JOHN KENNEDY: “But we use the organ only as an aid,” it is said. “It is right that we should do our best in serving the Lord; and if the vocal music is improved by the instrumental accompaniment, then surely the organ may be used.”―An organ may make an impression, but what is it but such as may be made more thoroughly at the opera? It may help to regulate the singing, but does God require this improvement? And whence arises the taste for it? It cannot be the desire to make the praise more fervent and spiritual, for it only tends to take attention away from the heart, whose melody the Lord requires.

MARTYN LLOYD-JONES: More particularly, there is a danger, often, of a kind of ‘organist tyranny.’ This arises because the organist is in a position where he or she can exercise considerable control. With a powerful instrument they can control the rate at which a hymn is sung, and the effect will vary completely according to whether he takes it too quickly, or too slowly. Many a preacher has had great trouble in his ministry with a difficult organist, and especially with the type that is more interested in music than in Truth. One should be very careful therefore in appointing an organist to make sure that he is a Christian.

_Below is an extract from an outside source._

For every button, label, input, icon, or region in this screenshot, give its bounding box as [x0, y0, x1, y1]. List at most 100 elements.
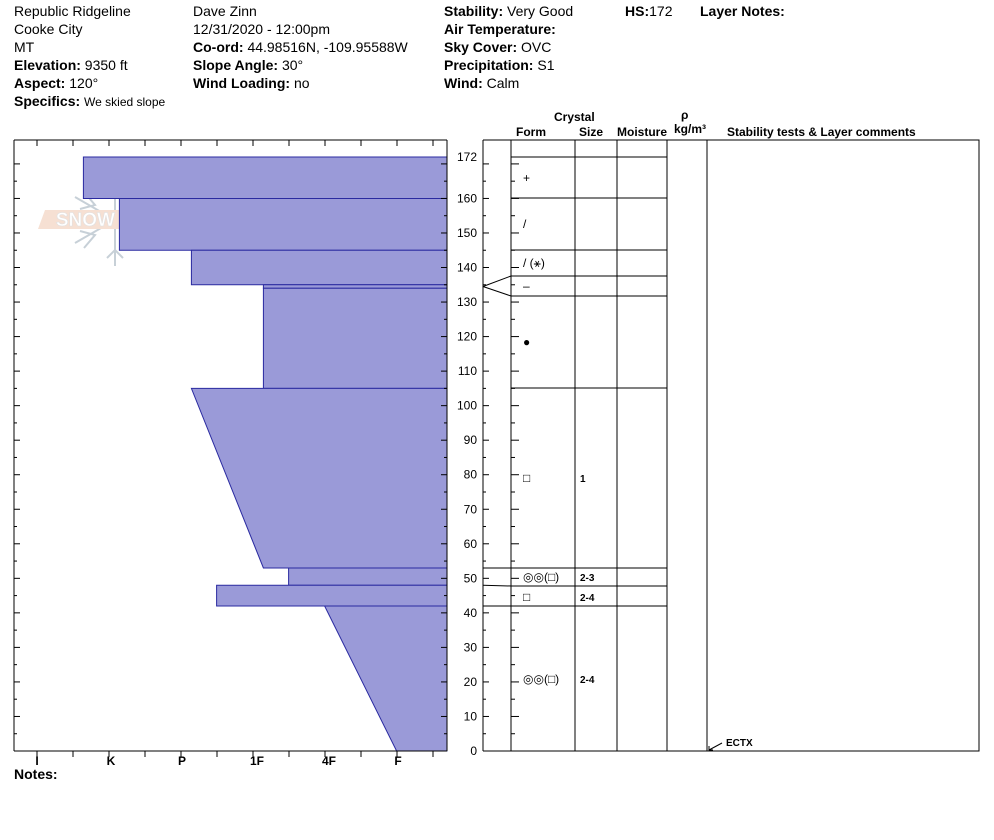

JOHN KENNEDY: It is the craving for pleasurable aesthetics, for the gratification of mere carnal feeling, that desires the thrill of the organ sounds to touch pleasingly the heart that yields no response to what is spiritual.

AUGUSTINE (354-430): They minded more the tune than the truth; more the manner than the matter; more the governing of the voice, than the uplifting of the mind.

MARTIN LUTHER (1483-1546): The organ in the worship is an insignia of Baal.

JOHN WESLEY: I have no objection to the organs in our chapels, as long as they are neither seen nor heard.